4. İdiyopatik - genellikle 10 yaşından sonra çocuklarda teşhis edilir.
Torasik omurganın skolyozu: şiddet dereceleri
Normalde omurgada fizyolojik eğrilikler vardır, bunun sonucunda S harfine benzer. Skolyoz ile omurgada farklı boyutlarda eğrilikler oluşur. Ana eksenden yer değiştirme açısı ne kadar büyük olursa, bu patolojinin düzeltilmesi o kadar zor olur.
BÇoğu vakaya torasik omurganın sağ taraflı skolyozu teşhisi konur. Eğrilik açısına bağlı olarak, aşağıdaki şiddet dereceleri ayırt edilir:
• ışık - eğrilik açısı 10°'den fazla değil;
• orta şiddette - bu gösterge 10-25°;
• ağır - eğrilik 50°'ye ulaşabilir;
• çok şiddetli - deforme kaburgalar ve 50°'den fazla eğrilik açısı ile karakterizedir.
Hastalığın başlangıcında, omurganın yana doğru sadece bir bükülmesini fark edebileceğinizi, ancak daha sonra birincinin altında lokalize olan ancak ters yönde ilerleyen bir başkasının oluştuğunu not etmelisiniz. Torasik omurganın sol taraflı skolyozunun temel bir farkı yoktur (fark sadece skolyotik eğri yönündedir).
Omurganın servikotorasik eğriliğinin belirtileri
Bu tür skolyoz ayrıca üst torasik olarak da adlandırılır. Hastalığın bu formu, birincil eğrilik eğrisinin kısa ve dik olması ve ikincil eğriliğin oldukça düz ve uzun olması ile karakterize edilir.
Bu tür skolyozun nadir olduğu, ancak sadece servikal vertebraların değil, aynı zamanda yüz kafatasının kemiklerinin de patolojik sürece dahil edilmesiyle ilişkili karakteristik bir klinik tabloya sahip olduğuna dikkat edilmelidir.
Muayene sırasında doktor ciddi tortikolis, gözlerin asimetrik yerleşimi veya burnun eğik yerleşimini fark edebilir. Ayrıca üst göğüs ve omuz kuşağının deformiteleri teşhis edilir. Hastanın boynu kısalmış görünüyor, yamuk kasının kenarı keskin bir şekilde dışarı çıkıyor, bu da özellikle aşağıdaki durumlarda düzeltilmesi zor.terapinin geç başlatılması.

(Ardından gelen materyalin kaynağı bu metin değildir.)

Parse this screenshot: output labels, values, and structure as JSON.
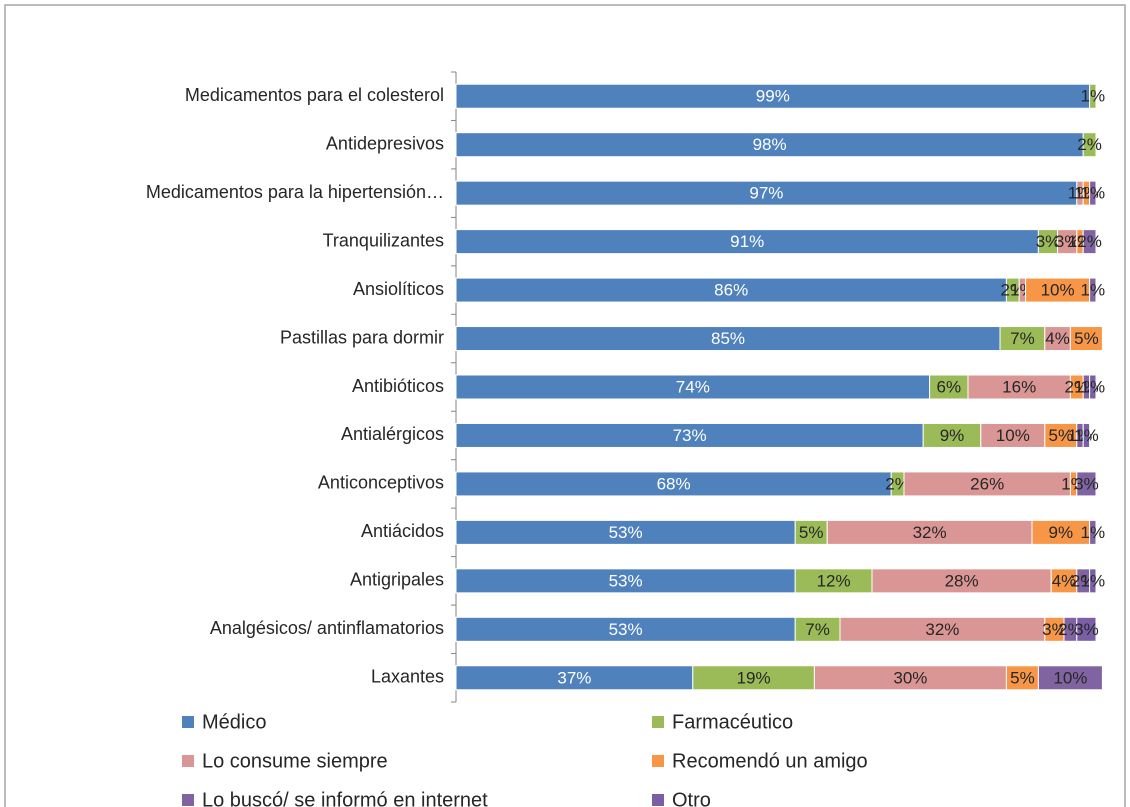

Göğüs ve torasik omurların belirgin bir deformitesi ile torasik skolyozdan bahsederler. Omurga oluşumu tamamlandığında (20-21 yaşına kadar) bu patolojiyi tanımlamak önemlidir. Aksi takdirde tedavi umutsuz olabilir.
Torasik Skolyoz Kliniği
Bu hastalık, bir hasta muayene edilirken elde edilen veriler değerlendirilerek tespit edilebilir. Yani torasik omurganın skolyozu varsa, omurganın yana doğru bükülmüş hattını, omuzların asimetrik yerleşimini, kürek kemiklerinin yukarı kalktığını ve kötü duruştan dolayı dışarı çıkan karın bölgesini görsel olarak fark edebilirsiniz.
Görsel semptomlara ek olarak, torasik skolyoz hastadan gelen bazı şikayetlerle karakterizedir. Kural olarak, omurganın böyle bir eğriliği olan insanlar, göğüste rahatsızlık ve sinir süreçlerinin ihlali ile açıklanabilen omuz bıçakları arasındaki bölgede ağrı not eder. Ağır vakalarda hastalarda solunum ve kalp rahatsızlıkları görülür.
Daha fazla ilerleme ile, torasik omurganın hem sol hem de sağ taraflı skolyozu, sadece göğsün değil, aynı zamanda sindirim sisteminde patolojik değişikliklerin eşlik ettiği karın boşluğunun yapısında da anatomik bozukluklara yol açar. organlar.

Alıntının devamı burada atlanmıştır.